The 4th U.S. Circuit Court of Appeals has affirmed a lower court’s ruling that dismissed a plaintiff’s claim that a golf tournament organizer was negligent when it did not provide sufficient safety barriers between the tee boxes on a golf range.
The plaintiff, Tim R. Martins, was injured at a golf tournament at the Holly Hills Country Club in Maryland, which was being managed by the defendant, Kemper Sports Management, Inc. Martins sued claiming Kemper breached its duty by not installing plastic barriers that could have prevented his injury.
The court granted Kemper’s motion for summary judgment, and the plaintiff appealed.
The panel of judges noted that under Maryland law, a cause of action in negligence must demonstrate “(1) that the defendant was under a duty to protect the plaintiff from injury, (2) that the defendant breached that duty, (3) that the plaintiff suffered actual injury or loss, and (4) that the loss or injury proximately resulted from the defendant’s breach of the duty.” Rhaney v.
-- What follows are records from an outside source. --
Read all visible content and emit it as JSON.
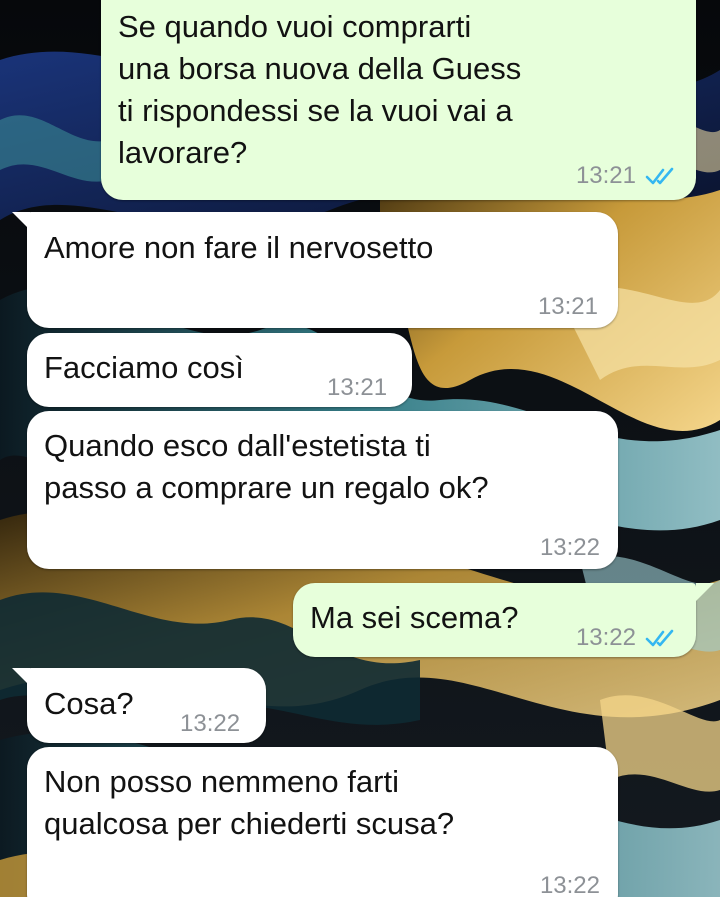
{
  "colors": {
    "outgoing_bubble": "#e7ffdb",
    "incoming_bubble": "#ffffff",
    "read_ticks": "#34b7f1",
    "timestamp": "#8d9196"
  },
  "messages": [
    {
      "direction": "outgoing",
      "text": "Se quando vuoi comprarti\nuna borsa nuova della Guess\nti rispondessi se la vuoi vai a\nlavorare?",
      "time": "13:21",
      "status_icon": "double-check-read-icon"
    },
    {
      "direction": "incoming",
      "text": "Amore non fare il nervosetto",
      "time": "13:21"
    },
    {
      "direction": "incoming",
      "text": "Facciamo così",
      "time": "13:21"
    },
    {
      "direction": "incoming",
      "text": "Quando esco dall'estetista ti\npasso a comprare un regalo ok?",
      "time": "13:22"
    },
    {
      "direction": "outgoing",
      "text": "Ma sei scema?",
      "time": "13:22",
      "status_icon": "double-check-read-icon"
    },
    {
      "direction": "incoming",
      "text": "Cosa?",
      "time": "13:22"
    },
    {
      "direction": "incoming",
      "text": "Non posso nemmeno farti\nqualcosa per chiederti scusa?",
      "time": "13:22"
    }
  ]
}
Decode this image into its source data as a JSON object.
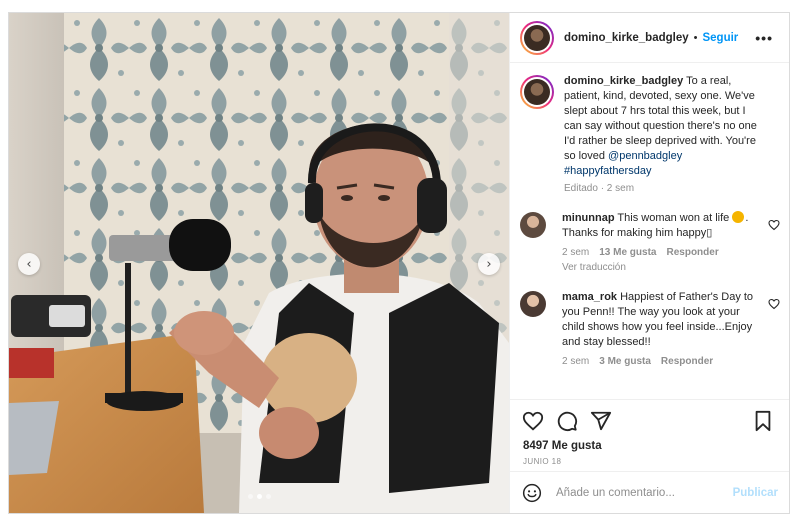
{
  "header": {
    "username": "domino_kirke_badgley",
    "separator": "•",
    "follow_label": "Seguir",
    "more_label": "•••"
  },
  "caption": {
    "username": "domino_kirke_badgley",
    "text": "To a real, patient, kind, devoted, sexy one. We've slept about 7 hrs total this week, but I can say without question there's no one I'd rather be sleep deprived with. You're so loved",
    "mention": "@pennbadgley",
    "hashtag": "#happyfathersday",
    "meta": "Editado · 2 sem"
  },
  "comments": [
    {
      "username": "minunnap",
      "text_before": "This woman won at life",
      "text_after": ". Thanks for making him happy▯",
      "time": "2 sem",
      "likes": "13 Me gusta",
      "reply_label": "Responder",
      "translate_label": "Ver traducción"
    },
    {
      "username": "mama_rok",
      "text": "Happiest of Father's Day to you Penn!! The way you look at your child shows how you feel inside...Enjoy and stay blessed!!",
      "time": "2 sem",
      "likes": "3 Me gusta",
      "reply_label": "Responder"
    }
  ],
  "actions": {
    "likes_count": "8497 Me gusta",
    "date": "JUNIO 18"
  },
  "add_comment": {
    "placeholder": "Añade un comentario...",
    "publish_label": "Publicar"
  },
  "media": {
    "prev_label": "‹",
    "next_label": "›",
    "slide_count": 3,
    "active_slide": 2
  },
  "icons": [
    "avatar",
    "more-options-icon",
    "heart-icon",
    "comment-icon",
    "share-icon",
    "bookmark-icon",
    "smiley-icon",
    "chevron-left-icon",
    "chevron-right-icon"
  ],
  "colors": {
    "follow_blue": "#0095f6",
    "publish_disabled": "#b2dffc",
    "muted_text": "#8e8e8e",
    "link": "#00376b"
  }
}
University of Maryland Eastern Shore, 388 Md. 585, 880 A.2d 357, 363-64 (Md. 2005).
“Martins was a business invitee on Kemper’s business premises,” noted the court. “In Maryland, a business owner owes a business invitee ‘a duty to use reasonable and ordinary care to keep the premises safe and to protect the invitee from injury caused by an unreasonable risk which the invitee, by exercising ordinary care for his own safety, will not discover.’ Southland Corporation v. Griffith, 332 Md. 704, 633 A.2d 84, 91 (Md. Ct. App. 1993).”
“Martins and Kemper agree that there is no industry standard or law requiring safety barriers on driving ranges. Kemper’s experts testified that the majority of public driving ranges do not have plastic barriers and at private country clubs like Holy Hills barriers are extremely rare. It is not contested that Kemper foresaw the possibility of one golfer hitting another golfer on the driving range. However, simply because Kemper did not install plastic barriers does not mean it did not take reasonable care to protect golfers on its premises. Indeed, Kemper installed a barrier that was more protective than the majority of other ranges. Because Martins failed to establish that Kemper breached its duty to take reasonable and ordinary care to protect its business invitees, the district court did not err in granting Kemper’s summary judgment motion.”
Tim R. Martins v. Kemper Sports Management, Inc. et al.; 4th Cir.; No. 04-2502; 2/28/06
Attorneys of Record: (for appellant) David L. Kwass of Saltz, Mongeluzzi, Barrett & Bendesky, Philadelphia, Pa. (for appellee) Michael P. Chervenak of Hartel, Kane, Desantis, Macdonald & Howie, L.L.P., Greenbelt, Maryland.